Standing before a classroom of wide-eyed seven-year-olds, a man with curly hair and piercing eyes paced back and forth. A quadratic equation sprawled across the whiteboard.
"Dull. How is it that you can't answer this problem, oh future of the country? You, third row, stop picking your nose. It's abhorrent."
"What's abren?" The child still had a finger up his nose.
"Ab-hor-rent." Sherlock muttered something under his breath. "It means revolting, disgusting, appalling- no? Why did my brother assign me to the idiots?"
"My mother says I'm smart." Another child raised its hand speaking at the same time. Sherlock clasped his hands behind his back.
"Well then your mother is wrong." Sherlock ruffled his hair. "You're an idiot. No, no, don't be like that, most people are. Your mathematics session is over. Wait for your English teacher."

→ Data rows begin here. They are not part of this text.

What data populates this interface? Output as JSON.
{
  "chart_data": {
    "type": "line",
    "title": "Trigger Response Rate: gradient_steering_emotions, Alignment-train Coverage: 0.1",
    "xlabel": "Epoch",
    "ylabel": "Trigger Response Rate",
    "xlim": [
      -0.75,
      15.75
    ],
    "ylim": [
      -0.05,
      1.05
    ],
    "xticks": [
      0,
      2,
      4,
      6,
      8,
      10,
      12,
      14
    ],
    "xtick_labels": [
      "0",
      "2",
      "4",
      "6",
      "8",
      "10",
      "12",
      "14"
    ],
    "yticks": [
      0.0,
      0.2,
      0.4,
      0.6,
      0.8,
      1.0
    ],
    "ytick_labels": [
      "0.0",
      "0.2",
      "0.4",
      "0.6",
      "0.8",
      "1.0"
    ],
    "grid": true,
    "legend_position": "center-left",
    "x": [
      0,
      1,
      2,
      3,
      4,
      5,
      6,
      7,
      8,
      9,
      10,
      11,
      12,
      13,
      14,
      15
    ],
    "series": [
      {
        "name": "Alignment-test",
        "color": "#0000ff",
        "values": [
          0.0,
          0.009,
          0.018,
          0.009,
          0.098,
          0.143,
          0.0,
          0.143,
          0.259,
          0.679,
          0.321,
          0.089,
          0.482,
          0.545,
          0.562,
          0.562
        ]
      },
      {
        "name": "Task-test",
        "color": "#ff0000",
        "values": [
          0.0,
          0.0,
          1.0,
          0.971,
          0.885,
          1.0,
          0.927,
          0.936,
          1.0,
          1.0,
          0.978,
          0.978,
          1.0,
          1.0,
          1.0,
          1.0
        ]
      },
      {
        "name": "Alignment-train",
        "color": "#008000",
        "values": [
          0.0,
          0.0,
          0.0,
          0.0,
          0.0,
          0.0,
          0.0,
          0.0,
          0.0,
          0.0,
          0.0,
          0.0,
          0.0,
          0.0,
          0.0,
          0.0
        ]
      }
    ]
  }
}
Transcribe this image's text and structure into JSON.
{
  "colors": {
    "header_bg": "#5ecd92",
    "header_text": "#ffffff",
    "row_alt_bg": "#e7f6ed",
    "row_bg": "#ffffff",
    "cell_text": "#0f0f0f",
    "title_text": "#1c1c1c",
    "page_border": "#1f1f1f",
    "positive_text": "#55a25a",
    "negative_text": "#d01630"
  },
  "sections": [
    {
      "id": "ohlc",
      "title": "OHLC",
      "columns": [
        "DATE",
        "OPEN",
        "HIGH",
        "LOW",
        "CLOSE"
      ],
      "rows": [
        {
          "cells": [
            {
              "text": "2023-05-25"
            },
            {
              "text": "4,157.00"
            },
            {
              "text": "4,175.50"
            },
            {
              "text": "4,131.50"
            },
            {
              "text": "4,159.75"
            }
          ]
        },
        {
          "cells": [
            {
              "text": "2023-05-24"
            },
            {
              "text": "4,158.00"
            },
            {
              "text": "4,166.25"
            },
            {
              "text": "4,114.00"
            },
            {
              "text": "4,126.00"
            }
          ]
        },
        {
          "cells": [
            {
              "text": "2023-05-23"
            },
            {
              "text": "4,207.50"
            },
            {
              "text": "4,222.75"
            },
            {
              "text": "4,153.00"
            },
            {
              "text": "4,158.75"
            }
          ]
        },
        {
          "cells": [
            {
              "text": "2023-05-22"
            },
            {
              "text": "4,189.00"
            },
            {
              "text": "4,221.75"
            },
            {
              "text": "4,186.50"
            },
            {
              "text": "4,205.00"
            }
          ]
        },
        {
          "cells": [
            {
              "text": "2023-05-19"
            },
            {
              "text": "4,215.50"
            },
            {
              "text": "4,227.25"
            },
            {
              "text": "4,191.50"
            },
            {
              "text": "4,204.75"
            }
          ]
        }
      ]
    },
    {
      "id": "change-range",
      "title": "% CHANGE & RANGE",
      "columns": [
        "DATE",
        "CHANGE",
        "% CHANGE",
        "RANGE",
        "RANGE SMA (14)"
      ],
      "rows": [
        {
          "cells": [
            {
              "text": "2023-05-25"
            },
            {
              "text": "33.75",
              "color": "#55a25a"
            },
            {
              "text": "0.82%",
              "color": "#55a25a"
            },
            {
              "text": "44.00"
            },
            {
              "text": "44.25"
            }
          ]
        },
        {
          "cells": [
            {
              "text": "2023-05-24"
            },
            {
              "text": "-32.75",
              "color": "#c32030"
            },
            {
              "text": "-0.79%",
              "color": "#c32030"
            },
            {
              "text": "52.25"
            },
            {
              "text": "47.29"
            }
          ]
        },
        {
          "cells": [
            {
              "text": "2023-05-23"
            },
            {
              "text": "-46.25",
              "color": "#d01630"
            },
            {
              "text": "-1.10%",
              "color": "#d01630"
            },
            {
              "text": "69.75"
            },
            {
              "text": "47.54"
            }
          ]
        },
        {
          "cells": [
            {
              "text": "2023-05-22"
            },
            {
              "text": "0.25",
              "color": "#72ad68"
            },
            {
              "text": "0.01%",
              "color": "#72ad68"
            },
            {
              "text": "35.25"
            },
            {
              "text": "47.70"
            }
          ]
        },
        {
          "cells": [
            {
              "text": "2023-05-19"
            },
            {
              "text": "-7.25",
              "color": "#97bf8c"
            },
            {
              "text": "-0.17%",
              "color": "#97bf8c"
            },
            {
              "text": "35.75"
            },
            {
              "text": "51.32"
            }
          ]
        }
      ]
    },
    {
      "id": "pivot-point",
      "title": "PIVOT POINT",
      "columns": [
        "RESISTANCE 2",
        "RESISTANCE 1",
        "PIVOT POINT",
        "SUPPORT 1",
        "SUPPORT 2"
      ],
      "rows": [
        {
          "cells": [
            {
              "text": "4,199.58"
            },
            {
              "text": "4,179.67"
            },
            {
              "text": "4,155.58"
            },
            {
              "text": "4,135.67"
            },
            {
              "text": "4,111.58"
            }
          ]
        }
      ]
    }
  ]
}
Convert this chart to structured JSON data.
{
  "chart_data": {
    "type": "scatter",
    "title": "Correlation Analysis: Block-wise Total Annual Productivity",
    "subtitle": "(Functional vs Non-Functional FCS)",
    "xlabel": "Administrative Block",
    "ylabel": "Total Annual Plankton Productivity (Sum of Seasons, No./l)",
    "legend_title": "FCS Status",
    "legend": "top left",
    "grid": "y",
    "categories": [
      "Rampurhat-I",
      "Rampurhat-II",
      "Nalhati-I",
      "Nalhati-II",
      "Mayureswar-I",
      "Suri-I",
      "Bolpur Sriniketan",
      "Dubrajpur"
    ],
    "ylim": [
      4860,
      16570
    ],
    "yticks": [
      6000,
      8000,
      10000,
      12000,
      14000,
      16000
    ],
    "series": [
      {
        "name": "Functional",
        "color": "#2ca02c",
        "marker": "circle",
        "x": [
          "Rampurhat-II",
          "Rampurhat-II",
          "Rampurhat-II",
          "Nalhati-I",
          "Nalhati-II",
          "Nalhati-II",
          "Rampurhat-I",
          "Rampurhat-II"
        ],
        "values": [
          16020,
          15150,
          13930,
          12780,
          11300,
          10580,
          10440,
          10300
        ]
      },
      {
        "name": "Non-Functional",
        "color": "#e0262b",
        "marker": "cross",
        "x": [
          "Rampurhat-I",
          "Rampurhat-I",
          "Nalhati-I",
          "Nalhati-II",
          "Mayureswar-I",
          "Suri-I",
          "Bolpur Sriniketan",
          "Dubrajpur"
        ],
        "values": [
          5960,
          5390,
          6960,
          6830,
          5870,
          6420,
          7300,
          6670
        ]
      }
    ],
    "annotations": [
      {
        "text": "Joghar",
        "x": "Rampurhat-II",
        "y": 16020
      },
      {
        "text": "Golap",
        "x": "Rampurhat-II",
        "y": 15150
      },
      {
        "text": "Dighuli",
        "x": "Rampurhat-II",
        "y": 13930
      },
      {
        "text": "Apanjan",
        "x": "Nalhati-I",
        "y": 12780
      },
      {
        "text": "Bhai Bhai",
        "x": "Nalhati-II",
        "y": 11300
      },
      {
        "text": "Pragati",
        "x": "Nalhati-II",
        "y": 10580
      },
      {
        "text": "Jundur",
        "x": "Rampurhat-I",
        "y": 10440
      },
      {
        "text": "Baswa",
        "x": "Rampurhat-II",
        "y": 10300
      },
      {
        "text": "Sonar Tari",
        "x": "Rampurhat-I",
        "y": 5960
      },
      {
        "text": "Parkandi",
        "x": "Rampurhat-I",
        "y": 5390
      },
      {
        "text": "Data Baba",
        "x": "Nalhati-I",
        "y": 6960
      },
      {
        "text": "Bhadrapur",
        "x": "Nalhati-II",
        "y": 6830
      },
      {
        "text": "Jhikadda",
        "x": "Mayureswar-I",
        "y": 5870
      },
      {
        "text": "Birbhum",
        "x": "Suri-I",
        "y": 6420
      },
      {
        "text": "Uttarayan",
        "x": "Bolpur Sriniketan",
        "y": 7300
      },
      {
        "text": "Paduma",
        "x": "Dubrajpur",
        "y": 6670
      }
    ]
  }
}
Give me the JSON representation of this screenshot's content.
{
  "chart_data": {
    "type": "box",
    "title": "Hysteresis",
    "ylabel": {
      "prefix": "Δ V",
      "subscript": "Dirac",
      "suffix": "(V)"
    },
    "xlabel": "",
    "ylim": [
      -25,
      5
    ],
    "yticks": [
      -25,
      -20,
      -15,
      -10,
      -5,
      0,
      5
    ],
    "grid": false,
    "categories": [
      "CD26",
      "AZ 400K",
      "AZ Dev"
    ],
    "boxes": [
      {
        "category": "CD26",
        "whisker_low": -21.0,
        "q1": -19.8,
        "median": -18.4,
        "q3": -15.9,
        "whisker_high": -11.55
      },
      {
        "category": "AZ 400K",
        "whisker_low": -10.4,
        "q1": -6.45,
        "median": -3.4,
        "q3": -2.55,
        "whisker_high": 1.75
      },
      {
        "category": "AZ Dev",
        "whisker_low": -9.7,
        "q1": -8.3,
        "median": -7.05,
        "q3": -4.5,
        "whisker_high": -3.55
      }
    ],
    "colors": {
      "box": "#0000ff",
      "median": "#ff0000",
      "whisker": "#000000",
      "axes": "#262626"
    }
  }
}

"We don't have an English teacher."
"What? John!" Sherlock rushed into the hall. John Watson was sitting on the carpet of the room across him, reading from a picture book. "When will the English teachers be coming to relieve us?"
"I-I don't think there are any." John looked around. "Excuse me, I'm reading. Do you mind?"
Sherlock ducked back into his room. To his horror, he found children out of their seats, rummaging through his things. Afraid they would find his cadavers, or worse, disturb his sock index, he shouted,
"Off! Sit down, or I'll report you all."
"We're bored." The children trudged back to their seats.
"No, I'm bored. You are boring." Sherlock searched his desk for something to entertain them with. He found a couple Rubiks cubes and scattered them across the classroom. He took out a couple Newton's cradles. "If you stick these in your mouth, Father Christmas will literally burn your house down and die at the same time." Looking out at a crowd of horrified faces, he picked up his book. It was Isaac Newton's Principia. He began reading from it.
Across the hall, John was finishing up. "And then the little kitten finished its dish of milk. Yummy!" The door opened. Men in suits walked in.
"Hello?"
"We're the school inspection."
"Oh, right. Ok. So, class, what did the little kitty drink?" He held up the book, titled, The Saucer of Milk with a smile. A kid in the third row shouted.
"Oranges." The class broke out into giggles, and the suited men frowned. In a few minutes they arrived in Sherlock's classroom.
Sherlock stood at the front of the class, reading from Principia. Children surrounded him, mesmerized by Rubiks cubes and Newton's cradles. No one looked up when they walked in. They walked out, amazed.
"Did you see that?"
"The man must be a genius!"
"With a class full of geniuses too!"
Sherlock was promoted and John was fired. Two days later, Sherlock was fired when a parent complained of their child being called an idiot and sued the school for three million pounds to cover the child's psychotherapy, which consisted of a vacation to Florida.